10 de maio de 2010

As US Still Argues Over Semantics,

Australia Expands Its Ambitious Broadband Plan

About a year ago, long before the FCC came out with its incredibly weak broadband plan that is full of non-specific nothingness, we had suggested that if the new FCC really wanted to be bold, it should look at what Australia was doing, building on an idea that we first started talking about back in 2003: building out a single super high end fiber infrastructure, and letting service providers compete on top of it. The idea, then was to offer 100 Mbps fiber to 90% of all homes, and provide the remaining 10% with 12 Mbps wireless). The thinking, of course, is that broadband is a natural monopoly, and you don't want multiple infrastructure providers having to dig up the entire country to lay fiber, but you do want competition.

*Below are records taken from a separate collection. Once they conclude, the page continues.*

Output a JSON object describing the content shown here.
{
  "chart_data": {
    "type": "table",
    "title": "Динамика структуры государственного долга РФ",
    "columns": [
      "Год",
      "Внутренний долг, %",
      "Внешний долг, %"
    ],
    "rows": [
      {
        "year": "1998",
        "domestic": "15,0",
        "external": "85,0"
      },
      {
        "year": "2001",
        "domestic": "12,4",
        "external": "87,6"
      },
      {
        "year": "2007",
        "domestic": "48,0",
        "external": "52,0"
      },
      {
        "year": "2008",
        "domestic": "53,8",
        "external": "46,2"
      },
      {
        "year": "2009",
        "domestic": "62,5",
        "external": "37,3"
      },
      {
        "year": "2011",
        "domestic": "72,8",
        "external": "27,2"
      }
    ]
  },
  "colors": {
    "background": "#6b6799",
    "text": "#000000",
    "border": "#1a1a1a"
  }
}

So you build a single top-of-the-line, state-of-the-art infrastructure, and let the competition happen at the service level. Now, there are reasonable concerns about the government being involved, but there are ways to structure such things so that it minimizes the problems. If you think of it like the national highway system, and the massive economic benefit that created, it begins to make sense.

So, as the US continues to muddle along at much slower speeds with little likelihood of much change, Broadband Reports points us to a new report out of Australia, noting that they can actually go even bigger, increasing the fiber coverage to 93% of the Australian homes.

This comes out of a feasibility report on the original plan, done by McKinsey and KPMG, which noted that it wasn't just feasible, but that the original plan wasn't as ambitious as it easily could be, and came up with some recommendations to make it even better. Australia's plans do have some problems, but the plan seems a lot more ambitious than anything coming out of the US lately.